Atatürk Meydanı ise bu ismi taşıyan bir anıt oysa, çünkü bütün anıtlar gibi işlevsiz. Sıcak mağduru şehir aylaklarının oturmadığı beton banklarıyla tatsız bir anıt üstelik. Bir mekana “meydan” demekle orası meydan olmuyor, bir patikayı binlerce adım nasıl kendiliğinden oluşturuyorsa meydanlar da öyle oluşuyor. Kullanılmayan misafir odalarının tatsızlığını duyuyorsunuz o banklarda otururken. Orası sanki Ankaralılar için yapılmamış, misafirler için bir vitrin: Bir tretuvar düzenlemesi.

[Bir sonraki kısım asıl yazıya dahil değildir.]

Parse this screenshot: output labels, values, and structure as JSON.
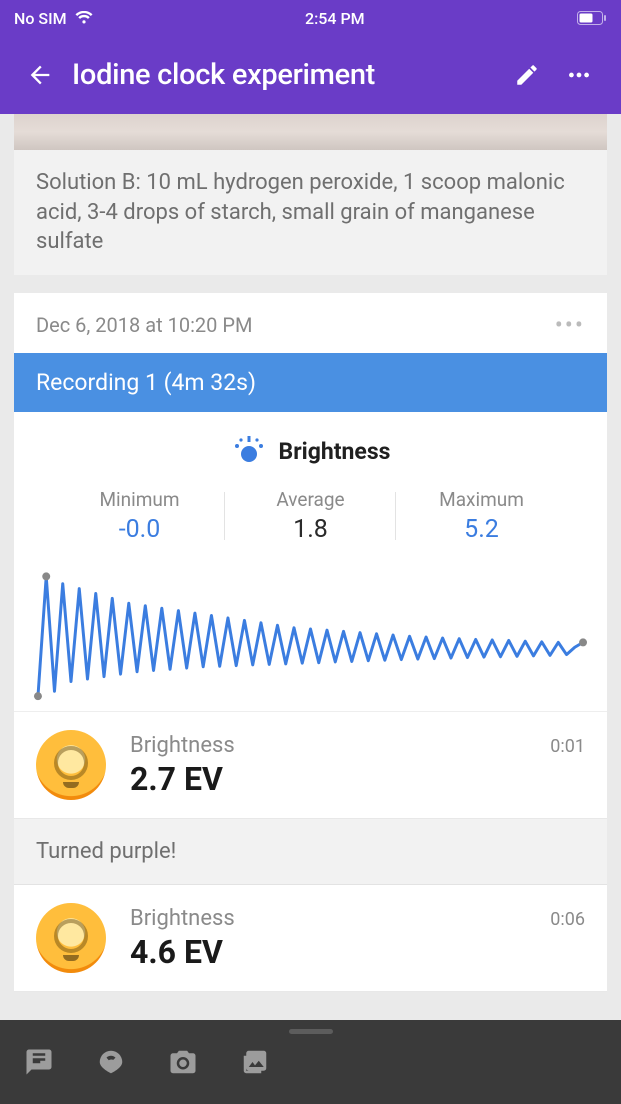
{
  "status": {
    "carrier": "No SIM",
    "time": "2:54 PM"
  },
  "header": {
    "title": "Iodine clock experiment"
  },
  "note_card": {
    "text": "Solution B: 10 mL hydrogen peroxide, 1 scoop malonic acid, 3-4 drops of starch, small grain of manganese sulfate"
  },
  "recording": {
    "date": "Dec 6, 2018 at 10:20 PM",
    "banner": "Recording 1 (4m 32s)",
    "sensor": "Brightness",
    "stats": {
      "min_label": "Minimum",
      "min_value": "-0.0",
      "avg_label": "Average",
      "avg_value": "1.8",
      "max_label": "Maximum",
      "max_value": "5.2"
    }
  },
  "chart_data": {
    "type": "line",
    "title": "Brightness",
    "ylim": [
      -0.0,
      5.2
    ],
    "x_range_seconds": [
      0,
      272
    ],
    "values": [
      0.2,
      5.1,
      0.4,
      4.8,
      0.8,
      4.6,
      0.9,
      4.4,
      1.0,
      4.2,
      1.1,
      4.0,
      1.2,
      3.9,
      1.25,
      3.8,
      1.3,
      3.7,
      1.35,
      3.6,
      1.4,
      3.5,
      1.42,
      3.4,
      1.45,
      3.3,
      1.48,
      3.2,
      1.5,
      3.1,
      1.52,
      3.0,
      1.55,
      2.95,
      1.57,
      2.9,
      1.6,
      2.85,
      1.62,
      2.8,
      1.65,
      2.75,
      1.67,
      2.7,
      1.7,
      2.65,
      1.72,
      2.62,
      1.74,
      2.58,
      1.76,
      2.55,
      1.78,
      2.52,
      1.8,
      2.5,
      1.81,
      2.48,
      1.83,
      2.45,
      1.85,
      2.42,
      1.87,
      2.4,
      1.9,
      2.2,
      2.4
    ]
  },
  "observations": [
    {
      "label": "Brightness",
      "value": "2.7 EV",
      "time": "0:01"
    },
    {
      "label": "Brightness",
      "value": "4.6 EV",
      "time": "0:06"
    }
  ],
  "annotation": {
    "text": "Turned purple!"
  }
}
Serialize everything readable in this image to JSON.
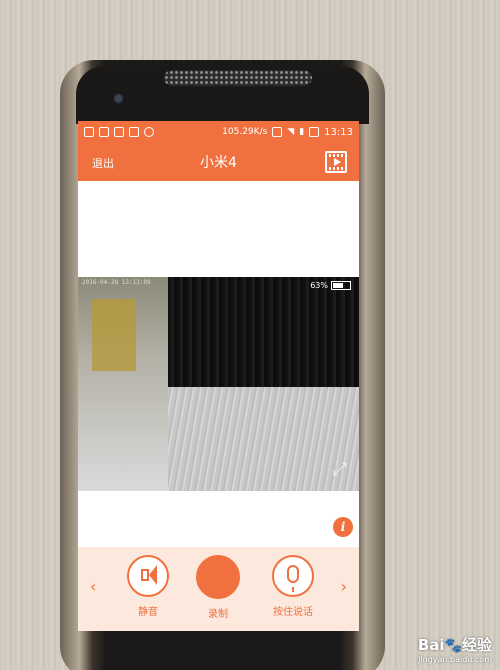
{
  "statusbar": {
    "speed": "105.29K/s",
    "time": "13:13",
    "icons": [
      "notification-icon",
      "lock-icon",
      "upload-icon",
      "image-icon",
      "wechat-icon",
      "vibrate-icon",
      "wifi-icon",
      "signal-icon",
      "battery-icon"
    ]
  },
  "header": {
    "exit_label": "退出",
    "title": "小米4",
    "video_icon": "video-record-icon"
  },
  "video": {
    "timestamp": "2016-04-28 13:13:09",
    "battery_percent_text": "63%",
    "battery_level": 0.63
  },
  "controls": {
    "mute_label": "静音",
    "record_label": "录制",
    "talk_label": "按住说话",
    "prev_arrow": "‹",
    "next_arrow": "›"
  },
  "watermark": {
    "main": "Bai",
    "main2": "经验",
    "site": "jingyan.baidu.com"
  },
  "colors": {
    "accent": "#f0713f",
    "control_bg": "#fde8dd"
  }
}
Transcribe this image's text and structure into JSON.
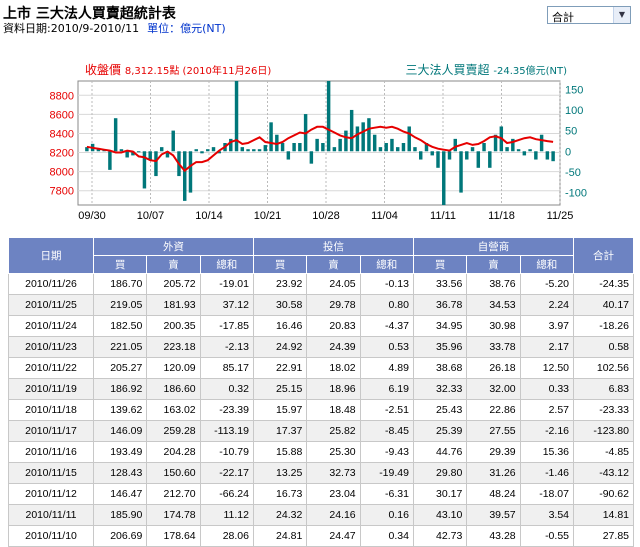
{
  "header": {
    "title": "上市 三大法人買賣超統計表",
    "date_label": "資料日期:2010/9-2010/11",
    "unit_label": "單位：億元(NT)",
    "select_value": "合計"
  },
  "legend": {
    "index_label": "收盤價",
    "index_value": "8,312.15點 (2010年11月26日)",
    "net_label": "三大法人買賣超",
    "net_value": "-24.35億元(NT)"
  },
  "chart_data": {
    "type": "bar+line",
    "x_labels": [
      "09/30",
      "10/07",
      "10/14",
      "10/21",
      "10/28",
      "11/04",
      "11/11",
      "11/18",
      "11/25"
    ],
    "left_axis": {
      "ticks": [
        7800,
        8000,
        8200,
        8400,
        8600,
        8800
      ],
      "range": [
        7650,
        8950
      ]
    },
    "right_axis": {
      "ticks": [
        150,
        100,
        50,
        0,
        -50,
        -100
      ],
      "range": [
        -130,
        170
      ]
    },
    "bars": [
      10,
      18,
      8,
      5,
      -45,
      80,
      5,
      -15,
      -10,
      0,
      -90,
      -20,
      -60,
      10,
      -15,
      50,
      -60,
      -120,
      -100,
      5,
      -5,
      5,
      10,
      -5,
      20,
      30,
      170,
      10,
      5,
      5,
      5,
      15,
      70,
      40,
      20,
      -20,
      20,
      20,
      90,
      -30,
      30,
      20,
      170,
      10,
      30,
      50,
      100,
      60,
      70,
      80,
      40,
      10,
      20,
      30,
      10,
      20,
      60,
      10,
      -20,
      20,
      -10,
      -40,
      -130,
      -20,
      30,
      -100,
      -20,
      10,
      -40,
      20,
      -40,
      40,
      60,
      10,
      30,
      5,
      -10,
      5,
      -20,
      40,
      -20,
      -24
    ],
    "line": [
      8260,
      8250,
      8240,
      8230,
      8220,
      8200,
      8200,
      8220,
      8210,
      8160,
      8150,
      8120,
      8110,
      8180,
      8210,
      8170,
      8080,
      8010,
      8060,
      8100,
      8100,
      8120,
      8170,
      8220,
      8260,
      8310,
      8330,
      8290,
      8300,
      8330,
      8360,
      8310,
      8300,
      8290,
      8310,
      8350,
      8380,
      8410,
      8400,
      8440,
      8470,
      8470,
      8440,
      8410,
      8380,
      8360,
      8350,
      8390,
      8420,
      8450,
      8460,
      8470,
      8460,
      8470,
      8450,
      8420,
      8400,
      8360,
      8330,
      8290,
      8260,
      8240,
      8230,
      8220,
      8260,
      8280,
      8300,
      8280,
      8290,
      8320,
      8360,
      8370,
      8350,
      8300,
      8310,
      8330,
      8350,
      8360,
      8340,
      8330,
      8320,
      8312
    ]
  },
  "table": {
    "headers": {
      "date": "日期",
      "foreign": "外資",
      "trust": "投信",
      "dealer": "自營商",
      "total": "合計",
      "buy": "買",
      "sell": "賣",
      "net": "總和"
    },
    "rows": [
      [
        "2010/11/26",
        "186.70",
        "205.72",
        "-19.01",
        "23.92",
        "24.05",
        "-0.13",
        "33.56",
        "38.76",
        "-5.20",
        "-24.35"
      ],
      [
        "2010/11/25",
        "219.05",
        "181.93",
        "37.12",
        "30.58",
        "29.78",
        "0.80",
        "36.78",
        "34.53",
        "2.24",
        "40.17"
      ],
      [
        "2010/11/24",
        "182.50",
        "200.35",
        "-17.85",
        "16.46",
        "20.83",
        "-4.37",
        "34.95",
        "30.98",
        "3.97",
        "-18.26"
      ],
      [
        "2010/11/23",
        "221.05",
        "223.18",
        "-2.13",
        "24.92",
        "24.39",
        "0.53",
        "35.96",
        "33.78",
        "2.17",
        "0.58"
      ],
      [
        "2010/11/22",
        "205.27",
        "120.09",
        "85.17",
        "22.91",
        "18.02",
        "4.89",
        "38.68",
        "26.18",
        "12.50",
        "102.56"
      ],
      [
        "2010/11/19",
        "186.92",
        "186.60",
        "0.32",
        "25.15",
        "18.96",
        "6.19",
        "32.33",
        "32.00",
        "0.33",
        "6.83"
      ],
      [
        "2010/11/18",
        "139.62",
        "163.02",
        "-23.39",
        "15.97",
        "18.48",
        "-2.51",
        "25.43",
        "22.86",
        "2.57",
        "-23.33"
      ],
      [
        "2010/11/17",
        "146.09",
        "259.28",
        "-113.19",
        "17.37",
        "25.82",
        "-8.45",
        "25.39",
        "27.55",
        "-2.16",
        "-123.80"
      ],
      [
        "2010/11/16",
        "193.49",
        "204.28",
        "-10.79",
        "15.88",
        "25.30",
        "-9.43",
        "44.76",
        "29.39",
        "15.36",
        "-4.85"
      ],
      [
        "2010/11/15",
        "128.43",
        "150.60",
        "-22.17",
        "13.25",
        "32.73",
        "-19.49",
        "29.80",
        "31.26",
        "-1.46",
        "-43.12"
      ],
      [
        "2010/11/12",
        "146.47",
        "212.70",
        "-66.24",
        "16.73",
        "23.04",
        "-6.31",
        "30.17",
        "48.24",
        "-18.07",
        "-90.62"
      ],
      [
        "2010/11/11",
        "185.90",
        "174.78",
        "11.12",
        "24.32",
        "24.16",
        "0.16",
        "43.10",
        "39.57",
        "3.54",
        "14.81"
      ],
      [
        "2010/11/10",
        "206.69",
        "178.64",
        "28.06",
        "24.81",
        "24.47",
        "0.34",
        "42.73",
        "43.28",
        "-0.55",
        "27.85"
      ]
    ]
  }
}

Şehrin tam ortasında ama yaşama çok uzak. Gölgesiz. Meydan sadece bir boşluk değildir oysa, onu çevreleyen binalarla vardır. Gözle hissedilebilir bir sınır olmalı orada. Atatürk “Meydanı”nın bir tarafında sanki güneşin üzerinde hiç batmadığı İnönü Bulvarı var. Onun tam karşısında Akay yokuşu tepeyi tırmanıyor. Şehrin değil sanki kırın boşluğunu hissediyor insan. Binaların değil sanki tarlaların ortasında duruyor. Belki de orada anlam kazanıyor o eski marşın sözleri: “Yoktan var edilmiş ilk şehir sensin/Varolsun taşın toprağın Ankara.”